Г. Ермолин: –Необходимо помочь!.. Столько лет служил...
Среди гласных движение...
Г. Долгов: –Дума не подготовлена к решению вопроса.., необходимо сделать перерыв.
Объявляется перерыв.
После перерыва г. Емельянов предлагает поставить на баллотировку два вопроса: «дать или не дать пособие» и «в каком размере». Возникают продолжительные прения. Гласные разделились на две равночисленные группы.
Одни за Каверина, другие – против. «Вопрос дать или не дать» вставанием решается в положительном смысле.
При обсуждении суммы пособия – возникают дебаты. Одни предлагают выдать 1000, другие 800 руб.
Закрытой баллотировкой принимается второе предложение.
В конце заседания избраны комиссии: сметная и юридическая.
В первую избраны: П. Н. Аносов, И. М. Каверин, А. К. Долгов, С. А. Жевандров и М. А. Козловский.
Во вторую: А. К. Долгов, Н. С. Скрынников, В. М. Люце, Ф. И. Заркевич и М. А. Козловский.
Заседание окончилось ровно в 12 ч. ночи.
К.
Привилегия греха
– –
Запрещение продажи спиртных напитков в ресторанах первого разряда многих ударило по карману, многих огорчило, многих, может быть, привело в отчаяние, но многим, очень многим дало сатисфакцию. С запрещением продажи вина и пива в ресторанах средней руки «порвалась цепь великая», но, ударив одним концом по мужику, барина она только слегка оцарапала. Пьянство сделалось привилегией внешности и свободной наличности. «Согреться» стало невозможным, но накачиваться спиритуозами под музыку можно было очень свободно. И получилась какая-то привилегия греха. Трезвость стала обязательной для косоворотки и сапог бутылками, но крахмальная сорочка и американские ботинки открывали уже вход в эдем. Попивая легкое винцо и компенсируя количество градусов количеством бутылок, мы не без наглости проповедовали косовороткам квас. И выходило действительно так, что «за деньги все можно» или, что еще хуже «господам все можно».

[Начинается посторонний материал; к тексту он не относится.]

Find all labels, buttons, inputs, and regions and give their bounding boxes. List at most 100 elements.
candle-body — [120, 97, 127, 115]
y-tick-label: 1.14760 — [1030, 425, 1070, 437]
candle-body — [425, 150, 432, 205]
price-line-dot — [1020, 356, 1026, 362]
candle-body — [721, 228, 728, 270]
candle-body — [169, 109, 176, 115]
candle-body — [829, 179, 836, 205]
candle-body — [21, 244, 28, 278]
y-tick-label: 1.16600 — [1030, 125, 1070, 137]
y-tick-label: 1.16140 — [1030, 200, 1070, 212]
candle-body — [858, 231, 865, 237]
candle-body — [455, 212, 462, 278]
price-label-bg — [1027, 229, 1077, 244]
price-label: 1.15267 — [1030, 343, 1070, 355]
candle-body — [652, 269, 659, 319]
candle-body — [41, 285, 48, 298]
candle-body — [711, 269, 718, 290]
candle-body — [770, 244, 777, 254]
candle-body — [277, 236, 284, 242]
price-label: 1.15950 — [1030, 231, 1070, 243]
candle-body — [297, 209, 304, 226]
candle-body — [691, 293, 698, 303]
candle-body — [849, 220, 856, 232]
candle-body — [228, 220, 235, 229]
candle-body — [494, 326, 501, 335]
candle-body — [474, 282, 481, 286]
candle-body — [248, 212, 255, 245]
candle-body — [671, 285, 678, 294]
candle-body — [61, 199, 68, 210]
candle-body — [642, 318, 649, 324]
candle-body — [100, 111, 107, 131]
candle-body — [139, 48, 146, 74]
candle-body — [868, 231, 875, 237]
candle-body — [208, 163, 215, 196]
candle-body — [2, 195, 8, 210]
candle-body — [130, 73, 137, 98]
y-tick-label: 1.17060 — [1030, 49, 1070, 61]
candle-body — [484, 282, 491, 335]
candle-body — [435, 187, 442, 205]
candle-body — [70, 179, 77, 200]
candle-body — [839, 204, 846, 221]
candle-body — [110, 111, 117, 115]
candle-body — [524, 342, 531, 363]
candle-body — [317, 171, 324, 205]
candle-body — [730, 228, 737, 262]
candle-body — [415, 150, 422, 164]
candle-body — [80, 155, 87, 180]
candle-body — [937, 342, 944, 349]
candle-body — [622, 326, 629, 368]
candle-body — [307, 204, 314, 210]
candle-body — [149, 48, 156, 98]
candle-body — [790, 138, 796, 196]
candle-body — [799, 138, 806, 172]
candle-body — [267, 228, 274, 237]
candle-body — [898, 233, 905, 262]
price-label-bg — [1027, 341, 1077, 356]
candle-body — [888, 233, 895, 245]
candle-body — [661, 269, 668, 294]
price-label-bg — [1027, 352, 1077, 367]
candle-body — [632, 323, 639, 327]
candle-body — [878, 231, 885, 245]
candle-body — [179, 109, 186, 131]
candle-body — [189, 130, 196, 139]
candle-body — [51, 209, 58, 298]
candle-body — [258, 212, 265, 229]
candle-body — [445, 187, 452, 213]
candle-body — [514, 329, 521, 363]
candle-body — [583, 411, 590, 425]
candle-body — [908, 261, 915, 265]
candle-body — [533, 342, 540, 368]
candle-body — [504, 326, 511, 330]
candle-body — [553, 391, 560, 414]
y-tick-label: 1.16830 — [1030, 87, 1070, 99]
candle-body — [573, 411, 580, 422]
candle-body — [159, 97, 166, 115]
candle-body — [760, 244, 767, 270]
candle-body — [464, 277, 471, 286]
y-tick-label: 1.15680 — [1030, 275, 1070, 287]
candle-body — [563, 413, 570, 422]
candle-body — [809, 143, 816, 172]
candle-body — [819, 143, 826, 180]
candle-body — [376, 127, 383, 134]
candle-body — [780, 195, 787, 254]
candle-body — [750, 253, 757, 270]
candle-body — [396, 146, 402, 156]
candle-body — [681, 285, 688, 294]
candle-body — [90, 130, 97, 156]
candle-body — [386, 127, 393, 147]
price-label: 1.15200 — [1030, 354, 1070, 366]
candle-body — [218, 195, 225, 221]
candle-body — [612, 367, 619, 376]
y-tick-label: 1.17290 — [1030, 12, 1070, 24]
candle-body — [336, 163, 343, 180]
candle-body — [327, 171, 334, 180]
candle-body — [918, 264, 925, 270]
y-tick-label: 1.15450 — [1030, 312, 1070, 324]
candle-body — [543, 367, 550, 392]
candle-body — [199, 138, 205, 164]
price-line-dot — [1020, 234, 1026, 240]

Я не касаюсь сейчас вопроса о том, следует ли, действительно, изгнать из обихода русского человека все спиртные напитки или напитки надо разделить на категории и, признав одни напитки терпимыми, другие объявить вне закона. Напитки, может быть, и следует разделить на категории, но, уж, конечно, большою ошибкой было бы делить на категории глотки, и представлять возможность напиваться одним, наглухо закрыв эту очаровательную возможность перед другими. Напитки могут быть не равноправными, но глотки д. быть равноправны. Этот принцип равноправия глоток, равноправия желудков, был до сих пор грубо нарушен в пользу белой кости и крахмальной сорочки. Черная кость и косоворотка громко требовали сатисфакции. Они ее получили.
Как бы ни разрешился в конце концов вопрос о трезвости, он должен быть разрешен в духе демократическом, в духе равенства всех перед бутылкой.